The Good Guys vs. The Bad

Ruffino sat behind his captain’s wheel. He had spent most of his days over the past six months sitting in the same spot. His vessel once full of skip jack and yellow fin tuna had begun its journey from his home port of General Santos in the Philippines and then continued to Indonesia, before he took a risky move cutting back through the high seas and into waters of Palau’s marine sanctuary on the way to his home port. 

That was a long time ago - at least six moons had passed. 

Now, in June 2016, he was sitting under house arrest aboard his stationary vessel. His bounty of fish was gone. His wife, his family, were on his mind. They would be worried about his health, unsure of his return. His eyes swelled with tears for his loved ones and his face was twisted with an expression full of a fear, as he knew he was in a lot of trouble. 

 In June 2017, we found Captain Ruffino sitting under house arrest at his skip's wheel in Palau.

In June 2017, we found Captain Ruffino sitting under house arrest at his skip's wheel in Palau.

He could just get up and flee. 

There were no bars keeping him trapped on the fishing vessel, yet he sat there patiently leaning on his captain’s wheel waiting for his punishment to end. 

The head of the marine sanctuary, Keobel Sakuma, was standing beside him, asking him questions about why he broke the law. 

Why would such a gentle, patient soul do such a thing? 

The park rangers slashed for hours on end through overgrown vines and palm leaves. 

One ranger led the way with a machete and each had a rifle or revolver hitched to their side.
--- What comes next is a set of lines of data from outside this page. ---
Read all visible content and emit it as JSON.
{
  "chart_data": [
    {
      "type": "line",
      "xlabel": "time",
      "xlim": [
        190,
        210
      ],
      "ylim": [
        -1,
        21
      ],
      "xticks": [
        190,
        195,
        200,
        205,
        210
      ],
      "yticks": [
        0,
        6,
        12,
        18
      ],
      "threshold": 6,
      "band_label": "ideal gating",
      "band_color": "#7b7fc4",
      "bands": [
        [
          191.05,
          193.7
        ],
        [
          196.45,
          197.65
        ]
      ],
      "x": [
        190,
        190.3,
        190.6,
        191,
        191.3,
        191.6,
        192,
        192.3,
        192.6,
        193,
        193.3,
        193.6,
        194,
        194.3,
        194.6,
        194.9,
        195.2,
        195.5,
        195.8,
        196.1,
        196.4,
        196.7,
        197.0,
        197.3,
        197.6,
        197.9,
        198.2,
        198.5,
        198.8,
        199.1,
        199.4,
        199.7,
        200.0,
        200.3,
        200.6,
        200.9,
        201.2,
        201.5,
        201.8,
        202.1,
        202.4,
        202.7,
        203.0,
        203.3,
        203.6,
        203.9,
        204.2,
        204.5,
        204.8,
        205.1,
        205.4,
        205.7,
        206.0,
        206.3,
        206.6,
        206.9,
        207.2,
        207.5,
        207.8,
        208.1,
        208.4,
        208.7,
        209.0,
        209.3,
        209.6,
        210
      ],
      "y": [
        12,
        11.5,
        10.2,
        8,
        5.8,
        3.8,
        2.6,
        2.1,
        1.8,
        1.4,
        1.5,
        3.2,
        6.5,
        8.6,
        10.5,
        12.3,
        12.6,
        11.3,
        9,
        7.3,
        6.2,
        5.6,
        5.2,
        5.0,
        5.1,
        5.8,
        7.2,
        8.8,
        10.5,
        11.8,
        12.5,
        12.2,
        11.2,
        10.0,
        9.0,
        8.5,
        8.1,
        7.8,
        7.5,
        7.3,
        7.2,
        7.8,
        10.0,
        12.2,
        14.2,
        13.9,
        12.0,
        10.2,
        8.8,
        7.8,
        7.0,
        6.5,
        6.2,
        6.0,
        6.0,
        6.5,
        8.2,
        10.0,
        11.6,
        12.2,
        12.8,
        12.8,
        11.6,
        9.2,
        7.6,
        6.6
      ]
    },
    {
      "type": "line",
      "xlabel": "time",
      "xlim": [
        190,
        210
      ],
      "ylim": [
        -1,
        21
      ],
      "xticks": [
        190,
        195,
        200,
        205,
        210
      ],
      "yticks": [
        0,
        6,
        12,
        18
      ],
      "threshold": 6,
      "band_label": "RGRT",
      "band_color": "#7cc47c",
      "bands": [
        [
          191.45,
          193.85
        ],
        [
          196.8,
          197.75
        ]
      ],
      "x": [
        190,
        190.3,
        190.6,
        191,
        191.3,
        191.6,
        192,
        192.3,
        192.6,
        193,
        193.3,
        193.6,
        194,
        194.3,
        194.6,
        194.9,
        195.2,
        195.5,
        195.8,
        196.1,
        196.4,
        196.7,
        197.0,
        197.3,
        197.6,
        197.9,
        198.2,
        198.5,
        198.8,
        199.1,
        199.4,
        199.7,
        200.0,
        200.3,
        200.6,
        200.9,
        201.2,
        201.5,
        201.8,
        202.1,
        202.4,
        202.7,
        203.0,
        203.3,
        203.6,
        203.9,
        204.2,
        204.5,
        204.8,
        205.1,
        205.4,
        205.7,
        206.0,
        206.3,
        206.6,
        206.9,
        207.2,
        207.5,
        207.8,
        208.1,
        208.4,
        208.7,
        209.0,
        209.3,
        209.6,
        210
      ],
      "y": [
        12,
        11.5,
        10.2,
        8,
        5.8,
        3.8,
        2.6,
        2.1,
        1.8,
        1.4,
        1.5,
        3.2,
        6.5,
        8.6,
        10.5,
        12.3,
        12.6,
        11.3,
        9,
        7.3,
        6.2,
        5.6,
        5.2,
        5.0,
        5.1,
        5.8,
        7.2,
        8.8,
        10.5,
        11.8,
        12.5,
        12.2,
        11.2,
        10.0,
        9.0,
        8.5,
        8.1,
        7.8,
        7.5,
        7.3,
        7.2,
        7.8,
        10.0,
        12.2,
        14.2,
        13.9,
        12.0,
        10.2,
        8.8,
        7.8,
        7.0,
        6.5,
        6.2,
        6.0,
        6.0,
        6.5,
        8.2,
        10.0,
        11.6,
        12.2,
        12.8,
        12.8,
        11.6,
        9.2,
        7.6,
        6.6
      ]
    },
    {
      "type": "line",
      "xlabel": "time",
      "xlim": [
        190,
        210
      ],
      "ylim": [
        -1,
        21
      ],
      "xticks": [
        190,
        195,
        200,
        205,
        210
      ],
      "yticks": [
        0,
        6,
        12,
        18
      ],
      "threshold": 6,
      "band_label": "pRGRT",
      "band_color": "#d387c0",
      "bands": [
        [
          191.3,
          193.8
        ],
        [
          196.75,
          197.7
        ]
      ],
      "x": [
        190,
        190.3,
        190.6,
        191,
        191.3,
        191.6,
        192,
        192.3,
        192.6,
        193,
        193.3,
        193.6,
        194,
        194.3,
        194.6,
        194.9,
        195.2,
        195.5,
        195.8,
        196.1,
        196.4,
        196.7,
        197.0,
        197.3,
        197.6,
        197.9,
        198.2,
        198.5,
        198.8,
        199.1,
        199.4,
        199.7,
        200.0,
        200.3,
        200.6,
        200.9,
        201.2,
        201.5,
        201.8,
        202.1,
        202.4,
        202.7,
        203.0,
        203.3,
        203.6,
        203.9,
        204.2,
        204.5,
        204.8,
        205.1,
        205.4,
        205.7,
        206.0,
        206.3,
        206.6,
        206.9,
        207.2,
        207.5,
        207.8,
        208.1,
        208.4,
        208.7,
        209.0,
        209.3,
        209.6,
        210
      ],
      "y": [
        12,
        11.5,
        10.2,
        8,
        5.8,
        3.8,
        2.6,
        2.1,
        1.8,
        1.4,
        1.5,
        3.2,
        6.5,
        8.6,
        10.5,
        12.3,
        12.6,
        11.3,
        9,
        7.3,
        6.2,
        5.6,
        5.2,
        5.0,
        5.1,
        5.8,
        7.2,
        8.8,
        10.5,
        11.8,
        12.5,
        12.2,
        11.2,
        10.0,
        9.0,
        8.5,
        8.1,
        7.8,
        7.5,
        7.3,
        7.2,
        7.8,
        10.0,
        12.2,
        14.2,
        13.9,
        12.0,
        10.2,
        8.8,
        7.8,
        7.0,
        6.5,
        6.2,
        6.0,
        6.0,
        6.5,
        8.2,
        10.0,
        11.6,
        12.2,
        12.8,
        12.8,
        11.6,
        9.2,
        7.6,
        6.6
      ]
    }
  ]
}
They walked briskly and purposefully. Lunch today would consist of peanuts, as it would on the next day.

There are just some memories you will never forget. 

Our sweat-drenched clothes, the mud, our moist toes, the ruthless biting-bugs; these are memories that will remain vividly in my mind.

Co-Director James Sherwood and I trekked for days through the jungle of Costa Rica’s Corcovado National Park in 2012 filming a documentary about the struggle between the idea of protecting places, and keeping them pristine, and that of human encroachment. 

We were on the chase for poachers. It was also a chase that turned into a joint mission for a time with police, who were on the hunt for cocaine traffickers on the run - the culprits had fled deep into the soul of the jungle’s dark interior. 

Despite the spooky feeling that comes with not knowing where danger lies ahead, and whether the jungle has eyes, we kept going under the cloak of darkness.